The Government finally had some good news to offer - with the cover that it was entirely in line with what the public health experts advised. We could finally see a summer breeze blow away the winter storm, and find out what happens to locked down citizens when it gets warm.

From 10 May, people would be allowed to travel across county boundaries throughout the country. Visits would be allowed in back gardens, team training could resume, 50 would be able to attend church services and, to the personal relief of many, including the Taoiseach, we could finally get our hair cut.

A week later from 17 May, all shops could reopen. From 2 June, gyms, hotels and guesthouses and outdoor hospitality would be reopened. Ministers were being given a license to agree to the biggest, and most surprising, shift in public health guidelines since the start of the pandemic.

"Full of hope this morning," tweeted Tánaiste Leo Varadkar, ahead of Cabinet meeting to sign-off on the measures.

By tea-time, when the Taoiseach came down the steps of Government Buildings - by now, well worn down by the weight of bad news – the change in mood could be felt in the air. "Ta an samhradh ag teacht," Micheál Martin declared.

"As disruptive, as lonely, as frustration and as sad as the last year has been, we are getting through it. A degree of normality is returning," he said, clearly a weight lifting.

To some ministers, the easing of restrictions is indeed a leap of faith. It is a gamble that can be considered bold for a Government that was so badly stung by its decision to reopen before Christmas, which led to a surge in cases and the subsequent harsh lockdown.

But this time, it's a risk that ministers have calculated they are comfortable with taking.

For a start, the Cabinet has the cover of NPHET who advised the Government that the path they recommended carried a "low to moderate risk". They are not deviating from its advice, in any way.

There is an acknowledgment too that a political context is factored in: that there are limits to how much more lockdown people would have taken and there was need to give a little to get a lot.

Secondly, while the measures are significant, they do not include any major indoor gatherings.The reopening of hotels is still five weeks away, one minister pointed out. Between now and then, indoor mixing will be limited to shops, salons, libraries and museums.

Unlike December, when indoor dining was opened briefly and people were gathering indoors, there is unlikely to be any "big bang" negative impact from the next few weeks of easing, ministers noted. And if things turn in a different direction, there is enough capacity to slam on the breaks.

Thirdly, there is growing optimism around the vaccine rollout, on which the entire reopening plan is now contingent.

The re-opening is dependent "within reason", according to sources, on the 80% "or there abouts" vaccination target being met by the end of June.
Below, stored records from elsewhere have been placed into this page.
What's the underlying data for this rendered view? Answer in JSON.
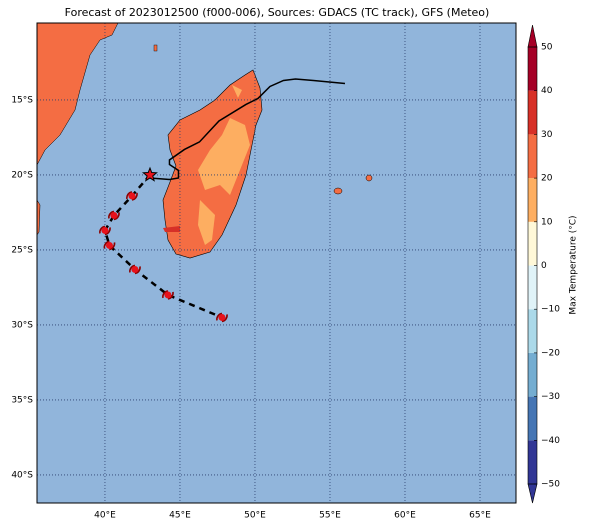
{
  "chart_data": {
    "type": "map",
    "title": "Forecast of 2023012500 (f000-006), Sources: GDACS (TC track), GFS (Meteo)",
    "xlim": [
      35.47,
      67.4
    ],
    "ylim": [
      -41.87,
      -9.87
    ],
    "xticks": [
      {
        "value": 40,
        "label": "40°E"
      },
      {
        "value": 45,
        "label": "45°E"
      },
      {
        "value": 50,
        "label": "50°E"
      },
      {
        "value": 55,
        "label": "55°E"
      },
      {
        "value": 60,
        "label": "60°E"
      },
      {
        "value": 65,
        "label": "65°E"
      }
    ],
    "yticks": [
      {
        "value": -15,
        "label": "15°S"
      },
      {
        "value": -20,
        "label": "20°S"
      },
      {
        "value": -25,
        "label": "25°S"
      },
      {
        "value": -30,
        "label": "30°S"
      },
      {
        "value": -35,
        "label": "35°S"
      },
      {
        "value": -40,
        "label": "40°S"
      }
    ],
    "grid": true,
    "observed_track": {
      "color": "#000000",
      "lon": [
        56.0,
        53.9,
        52.7,
        51.9,
        51.0,
        50.2,
        49.4,
        47.6,
        46.3,
        45.3,
        44.3,
        44.3,
        44.9,
        44.9,
        44.3,
        43.0
      ],
      "lat": [
        -13.9,
        -13.7,
        -13.6,
        -13.7,
        -14.1,
        -14.9,
        -15.3,
        -16.4,
        -17.8,
        -18.3,
        -19.0,
        -19.3,
        -19.7,
        -20.2,
        -20.3,
        -20.2
      ]
    },
    "forecast_track": {
      "color": "#000000",
      "marker_color": "#e8121b",
      "lon": [
        43.0,
        41.8,
        40.6,
        40.0,
        40.3,
        42.0,
        44.2,
        47.8
      ],
      "lat": [
        -20.0,
        -21.4,
        -22.7,
        -23.7,
        -24.7,
        -26.3,
        -28.0,
        -29.5
      ]
    },
    "colorbar": {
      "label": "Max Temperature (°C)",
      "lim": [
        -50,
        50
      ],
      "ticks": [
        {
          "value": -50,
          "label": "−50"
        },
        {
          "value": -40,
          "label": "−40"
        },
        {
          "value": -30,
          "label": "−30"
        },
        {
          "value": -20,
          "label": "−20"
        },
        {
          "value": -10,
          "label": "−10"
        },
        0,
        10,
        20,
        30,
        40,
        50
      ],
      "colors": [
        "#313695",
        "#4575b4",
        "#74add1",
        "#abd9e9",
        "#e0f3f8",
        "#fff8d8",
        "#fdae61",
        "#f46d43",
        "#d73027",
        "#a50026"
      ]
    }
  }
}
Some 211,000 vaccines were administered in the past seven days, giving rise to growing confidence within Government about the programme.
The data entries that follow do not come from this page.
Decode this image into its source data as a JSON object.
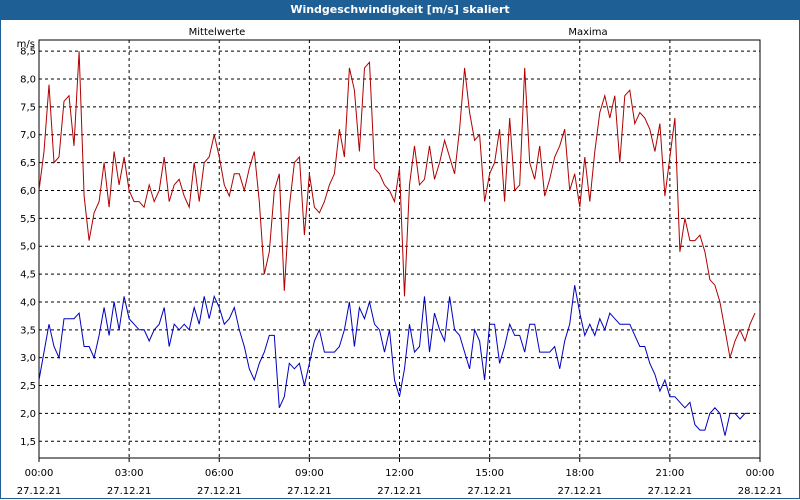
{
  "window": {
    "title": "Windgeschwindigkeit [m/s] skaliert"
  },
  "legend": {
    "left_label": "Mittelwerte",
    "right_label": "Maxima"
  },
  "axis": {
    "y_unit": "m/s"
  },
  "colors": {
    "title_bg": "#1e5f96",
    "mean": "#0000c0",
    "max": "#b00000",
    "grid": "#000000"
  },
  "chart_data": {
    "type": "line",
    "title": "Windgeschwindigkeit [m/s] skaliert",
    "ylabel": "m/s",
    "ylim": [
      1.2,
      8.7
    ],
    "y_ticks": [
      1.5,
      2.0,
      2.5,
      3.0,
      3.5,
      4.0,
      4.5,
      5.0,
      5.5,
      6.0,
      6.5,
      7.0,
      7.5,
      8.0,
      8.5
    ],
    "y_tick_labels": [
      "1,5",
      "2,0",
      "2,5",
      "3,0",
      "3,5",
      "4,0",
      "4,5",
      "5,0",
      "5,5",
      "6,0",
      "6,5",
      "7,0",
      "7,5",
      "8,0",
      "8,5"
    ],
    "xlim_hours": [
      0,
      24
    ],
    "x_ticks": [
      {
        "time": "00:00",
        "date": "27.12.21"
      },
      {
        "time": "03:00",
        "date": "27.12.21"
      },
      {
        "time": "06:00",
        "date": "27.12.21"
      },
      {
        "time": "09:00",
        "date": "27.12.21"
      },
      {
        "time": "12:00",
        "date": "27.12.21"
      },
      {
        "time": "15:00",
        "date": "27.12.21"
      },
      {
        "time": "18:00",
        "date": "27.12.21"
      },
      {
        "time": "21:00",
        "date": "27.12.21"
      },
      {
        "time": "00:00",
        "date": "28.12.21"
      }
    ],
    "grid": true,
    "legend_position": "top",
    "series": [
      {
        "name": "Mittelwerte",
        "color": "#0000c0",
        "interval_minutes": 10,
        "values": [
          2.6,
          3.1,
          3.6,
          3.2,
          3.0,
          3.7,
          3.7,
          3.7,
          3.8,
          3.2,
          3.2,
          3.0,
          3.4,
          3.9,
          3.4,
          4.0,
          3.5,
          4.1,
          3.7,
          3.6,
          3.5,
          3.5,
          3.3,
          3.5,
          3.6,
          3.9,
          3.2,
          3.6,
          3.5,
          3.6,
          3.5,
          3.9,
          3.6,
          4.1,
          3.7,
          4.1,
          3.9,
          3.6,
          3.7,
          3.9,
          3.5,
          3.2,
          2.8,
          2.6,
          2.9,
          3.1,
          3.4,
          3.4,
          2.1,
          2.3,
          2.9,
          2.8,
          2.9,
          2.5,
          2.9,
          3.3,
          3.5,
          3.1,
          3.1,
          3.1,
          3.2,
          3.5,
          4.0,
          3.2,
          3.9,
          3.7,
          4.0,
          3.6,
          3.5,
          3.1,
          3.5,
          2.6,
          2.3,
          2.8,
          3.6,
          3.1,
          3.2,
          4.1,
          3.1,
          3.8,
          3.5,
          3.3,
          4.1,
          3.5,
          3.4,
          3.1,
          2.8,
          3.5,
          3.3,
          2.6,
          3.6,
          3.6,
          2.9,
          3.2,
          3.6,
          3.4,
          3.4,
          3.1,
          3.6,
          3.6,
          3.1,
          3.1,
          3.1,
          3.2,
          2.8,
          3.3,
          3.6,
          4.3,
          3.8,
          3.4,
          3.6,
          3.4,
          3.7,
          3.5,
          3.8,
          3.7,
          3.6,
          3.6,
          3.6,
          3.4,
          3.2,
          3.2,
          2.9,
          2.7,
          2.4,
          2.6,
          2.3,
          2.3,
          2.2,
          2.1,
          2.2,
          1.8,
          1.7,
          1.7,
          2.0,
          2.1,
          2.0,
          1.6,
          2.0,
          2.0,
          1.9,
          2.0,
          2.0
        ]
      },
      {
        "name": "Maxima",
        "color": "#b00000",
        "interval_minutes": 10,
        "values": [
          6.0,
          6.7,
          7.9,
          6.5,
          6.6,
          7.6,
          7.7,
          6.8,
          8.5,
          5.9,
          5.1,
          5.6,
          5.8,
          6.5,
          5.7,
          6.7,
          6.1,
          6.6,
          6.0,
          5.8,
          5.8,
          5.7,
          6.1,
          5.8,
          6.0,
          6.6,
          5.8,
          6.1,
          6.2,
          5.9,
          5.7,
          6.5,
          5.8,
          6.5,
          6.6,
          7.0,
          6.6,
          6.1,
          5.9,
          6.3,
          6.3,
          6.0,
          6.4,
          6.7,
          5.8,
          4.5,
          4.9,
          6.0,
          6.3,
          4.2,
          5.7,
          6.5,
          6.6,
          5.2,
          6.3,
          5.7,
          5.6,
          5.8,
          6.1,
          6.3,
          7.1,
          6.6,
          8.2,
          7.8,
          6.7,
          8.2,
          8.3,
          6.4,
          6.3,
          6.1,
          6.0,
          5.8,
          6.4,
          4.1,
          6.1,
          6.8,
          6.1,
          6.2,
          6.8,
          6.2,
          6.5,
          6.9,
          6.6,
          6.3,
          7.1,
          8.2,
          7.4,
          6.9,
          7.0,
          5.8,
          6.3,
          6.5,
          7.1,
          5.8,
          7.3,
          6.0,
          6.1,
          8.2,
          6.5,
          6.2,
          6.8,
          5.9,
          6.2,
          6.6,
          6.8,
          7.1,
          6.0,
          6.3,
          5.7,
          6.6,
          5.8,
          6.7,
          7.4,
          7.7,
          7.3,
          7.7,
          6.5,
          7.7,
          7.8,
          7.2,
          7.4,
          7.3,
          7.1,
          6.7,
          7.2,
          5.9,
          6.6,
          7.3,
          4.9,
          5.5,
          5.1,
          5.1,
          5.2,
          4.9,
          4.4,
          4.3,
          4.0,
          3.5,
          3.0,
          3.3,
          3.5,
          3.3,
          3.6,
          3.8
        ]
      }
    ]
  }
}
The Taoiseach described how there are few families across the country that have not witnessed at first hand the sense of relief with a loved one receiving a vaccine. "That will continue and accelerate significantly over the weeks ahead and as it does, the list of options available to us continues to grow."

If this happens, in parallel with the May reopening stages going well, then "we are on solid ground", one minister said.
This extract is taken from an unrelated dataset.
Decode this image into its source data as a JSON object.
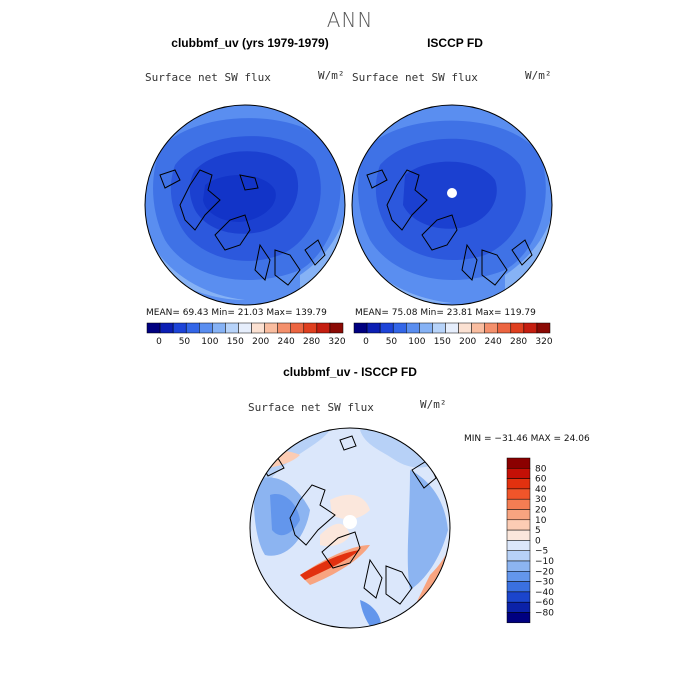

Sources also indicate that this points to a potential reopening of all hospitality by the middle of July, but also caution that a lot has to go right between now and then.

There is another consideration too: While the loosening of restrictions brings new freedoms, it can also bring new tensions. The Government will be keen to avoid any concerns around inter-generational fairness if younger generations are waiting for vaccines while older cohorts enjoy a "vaccine bonus".

Things will also become harder for businesses that remain closed while they see others trading again. The Restaurants Association of Ireland (RAI) said the plans will "divide" restaurant owners between those based in hotels and those acting independently, those with outdoor terraces and those who do not. Its statement that the rules are "anti-competitive and inequitable" will serve as a caution that social cohesion can become frayed.

Just a fifth of pubs have the facilities for outdoor service. As Padraig Cribben of the VFI told an Oireachtas committee last month: "We can get a bout of hailstones as well as a bout of sunshine" in the summer. "So talking about outdoors in the Irish context is a red herring."

On top of all of this, there is the acknowledgement that the next few months will have to be very carefully negotiated. If this gamble backfires and cases spike, the political costs are unthinkable. And with so much riding on it, there is little room for slippage in the vaccine programme.

Rough winds could yet shake the darling buds of May.